Ein weiteres dieser Totschlagargumente ist, dass jeder Versuch ein System zu etablieren, das ohne permanentes Wachstum funktionieren soll – also ein System jenseits des Kapitalismus – in einer Katastrophe geendet hat…
Profit an sich ist nichts Schlechtes. Aber man muss mit diesem Profit anders umgehen, indem man diesen besser verteilt. Es muss dafür gesorgt werden, dass die Belegschaft besser davon profitiert, aber auch die umliegenden Gemeinschaften, die direkt betroffen sind von dem Unternehmen. Das ist das, was ich unter einem demokratischen Wirtschaftssystem verstehe.
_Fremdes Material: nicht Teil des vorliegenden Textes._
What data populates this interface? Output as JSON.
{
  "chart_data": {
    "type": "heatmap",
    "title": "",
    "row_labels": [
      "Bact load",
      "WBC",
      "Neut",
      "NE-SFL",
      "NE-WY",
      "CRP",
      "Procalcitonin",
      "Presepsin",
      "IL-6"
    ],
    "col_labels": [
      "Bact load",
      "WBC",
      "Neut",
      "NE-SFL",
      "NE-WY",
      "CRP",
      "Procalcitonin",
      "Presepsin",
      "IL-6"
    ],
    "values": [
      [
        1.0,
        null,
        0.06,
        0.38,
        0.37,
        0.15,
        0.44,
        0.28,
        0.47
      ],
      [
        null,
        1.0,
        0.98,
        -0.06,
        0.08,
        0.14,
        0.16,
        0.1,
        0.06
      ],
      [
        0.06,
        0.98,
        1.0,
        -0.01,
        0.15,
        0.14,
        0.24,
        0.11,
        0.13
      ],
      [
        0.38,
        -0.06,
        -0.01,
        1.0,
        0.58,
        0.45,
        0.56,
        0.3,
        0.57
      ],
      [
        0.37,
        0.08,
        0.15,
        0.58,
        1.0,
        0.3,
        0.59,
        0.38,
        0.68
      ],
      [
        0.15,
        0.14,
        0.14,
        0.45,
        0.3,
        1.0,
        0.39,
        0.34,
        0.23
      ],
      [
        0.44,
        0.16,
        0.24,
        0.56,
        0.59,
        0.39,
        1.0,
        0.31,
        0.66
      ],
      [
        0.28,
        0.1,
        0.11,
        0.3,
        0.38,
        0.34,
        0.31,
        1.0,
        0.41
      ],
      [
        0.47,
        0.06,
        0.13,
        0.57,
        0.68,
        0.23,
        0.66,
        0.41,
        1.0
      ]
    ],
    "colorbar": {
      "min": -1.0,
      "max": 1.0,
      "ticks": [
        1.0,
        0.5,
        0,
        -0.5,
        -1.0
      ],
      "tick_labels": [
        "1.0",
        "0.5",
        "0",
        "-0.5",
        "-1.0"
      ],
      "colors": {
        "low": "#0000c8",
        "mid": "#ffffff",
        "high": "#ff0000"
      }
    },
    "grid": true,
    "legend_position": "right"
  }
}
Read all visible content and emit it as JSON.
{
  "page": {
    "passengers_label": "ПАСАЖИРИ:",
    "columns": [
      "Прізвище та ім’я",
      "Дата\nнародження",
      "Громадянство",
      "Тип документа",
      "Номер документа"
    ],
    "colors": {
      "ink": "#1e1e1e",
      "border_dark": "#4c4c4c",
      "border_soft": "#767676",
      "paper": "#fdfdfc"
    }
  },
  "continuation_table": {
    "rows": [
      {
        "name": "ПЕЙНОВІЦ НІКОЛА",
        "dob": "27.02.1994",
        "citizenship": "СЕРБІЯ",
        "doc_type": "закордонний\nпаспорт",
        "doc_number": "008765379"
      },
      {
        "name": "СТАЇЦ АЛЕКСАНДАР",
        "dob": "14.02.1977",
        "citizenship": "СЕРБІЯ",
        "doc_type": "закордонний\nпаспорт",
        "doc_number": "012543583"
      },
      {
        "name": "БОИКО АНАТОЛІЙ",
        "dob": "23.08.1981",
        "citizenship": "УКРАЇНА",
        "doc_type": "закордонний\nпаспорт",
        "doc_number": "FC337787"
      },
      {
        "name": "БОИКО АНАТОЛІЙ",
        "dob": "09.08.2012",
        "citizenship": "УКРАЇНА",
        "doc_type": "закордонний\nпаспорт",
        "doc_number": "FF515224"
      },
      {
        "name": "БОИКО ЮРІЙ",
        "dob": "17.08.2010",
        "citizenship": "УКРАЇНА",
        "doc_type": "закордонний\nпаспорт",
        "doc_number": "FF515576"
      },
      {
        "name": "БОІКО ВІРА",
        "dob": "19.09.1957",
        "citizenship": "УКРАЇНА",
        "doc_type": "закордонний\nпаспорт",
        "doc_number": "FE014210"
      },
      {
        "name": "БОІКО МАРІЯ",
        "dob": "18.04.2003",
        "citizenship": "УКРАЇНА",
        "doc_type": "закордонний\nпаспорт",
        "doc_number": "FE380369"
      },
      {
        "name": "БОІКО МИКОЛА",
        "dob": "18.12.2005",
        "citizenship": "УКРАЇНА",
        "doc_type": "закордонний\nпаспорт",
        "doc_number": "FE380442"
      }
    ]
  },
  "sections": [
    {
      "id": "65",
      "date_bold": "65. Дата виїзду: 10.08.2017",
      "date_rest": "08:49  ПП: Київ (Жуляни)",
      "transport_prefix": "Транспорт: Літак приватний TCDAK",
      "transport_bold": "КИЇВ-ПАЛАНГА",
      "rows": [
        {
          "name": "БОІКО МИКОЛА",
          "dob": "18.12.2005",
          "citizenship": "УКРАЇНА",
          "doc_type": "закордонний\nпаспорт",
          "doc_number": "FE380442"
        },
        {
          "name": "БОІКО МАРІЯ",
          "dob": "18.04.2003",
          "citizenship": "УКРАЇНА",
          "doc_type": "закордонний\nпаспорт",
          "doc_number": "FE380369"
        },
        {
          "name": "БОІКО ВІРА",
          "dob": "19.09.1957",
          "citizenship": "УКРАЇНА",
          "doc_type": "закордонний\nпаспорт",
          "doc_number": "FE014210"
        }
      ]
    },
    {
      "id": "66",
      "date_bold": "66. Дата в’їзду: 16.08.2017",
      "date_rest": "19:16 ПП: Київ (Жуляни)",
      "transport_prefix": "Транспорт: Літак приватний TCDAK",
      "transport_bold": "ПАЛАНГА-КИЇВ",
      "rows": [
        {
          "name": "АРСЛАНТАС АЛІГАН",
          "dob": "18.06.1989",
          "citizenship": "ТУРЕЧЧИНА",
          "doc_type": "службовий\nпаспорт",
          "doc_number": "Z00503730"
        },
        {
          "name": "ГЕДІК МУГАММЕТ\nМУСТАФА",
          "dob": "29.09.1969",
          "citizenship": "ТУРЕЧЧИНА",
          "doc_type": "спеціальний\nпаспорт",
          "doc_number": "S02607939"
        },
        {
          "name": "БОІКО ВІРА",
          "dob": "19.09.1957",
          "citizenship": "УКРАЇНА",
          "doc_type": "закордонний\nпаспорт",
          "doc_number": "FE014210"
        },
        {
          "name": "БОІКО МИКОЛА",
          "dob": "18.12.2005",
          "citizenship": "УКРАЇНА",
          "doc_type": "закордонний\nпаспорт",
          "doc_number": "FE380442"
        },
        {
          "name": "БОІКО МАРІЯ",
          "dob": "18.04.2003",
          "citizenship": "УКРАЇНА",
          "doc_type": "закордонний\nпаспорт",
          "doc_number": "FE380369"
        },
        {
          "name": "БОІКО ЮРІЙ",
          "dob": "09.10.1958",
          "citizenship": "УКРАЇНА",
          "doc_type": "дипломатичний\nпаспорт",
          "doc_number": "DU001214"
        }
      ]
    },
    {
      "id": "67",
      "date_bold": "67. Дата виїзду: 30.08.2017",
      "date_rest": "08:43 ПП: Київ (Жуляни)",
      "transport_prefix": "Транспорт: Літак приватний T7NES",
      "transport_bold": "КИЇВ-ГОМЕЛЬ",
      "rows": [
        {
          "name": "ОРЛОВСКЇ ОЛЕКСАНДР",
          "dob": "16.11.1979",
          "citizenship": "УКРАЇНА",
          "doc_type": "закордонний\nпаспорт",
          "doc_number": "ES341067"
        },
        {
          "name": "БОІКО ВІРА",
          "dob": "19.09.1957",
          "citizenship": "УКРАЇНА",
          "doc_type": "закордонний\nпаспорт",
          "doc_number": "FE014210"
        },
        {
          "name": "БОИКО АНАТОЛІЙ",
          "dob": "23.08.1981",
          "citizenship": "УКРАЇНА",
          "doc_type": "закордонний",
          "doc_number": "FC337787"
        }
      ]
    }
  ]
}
Es kann nicht sein, dass einer abcasht und damit davon rennt. Diese Situation sehen wir auch im Film: Momentan sind es acht Personen, die so viel besitzen wie die ärmere Hälfte der Weltbevölkerung – bald ist es vielleicht nur noch eine Person. Das kann nicht funktionieren. Da muss ein System erarbeitet werden, das das besser handhabt.
Vielen Dank, dass Sie sich Zeit genommen haben. Ihnen weiterhin alles Gute.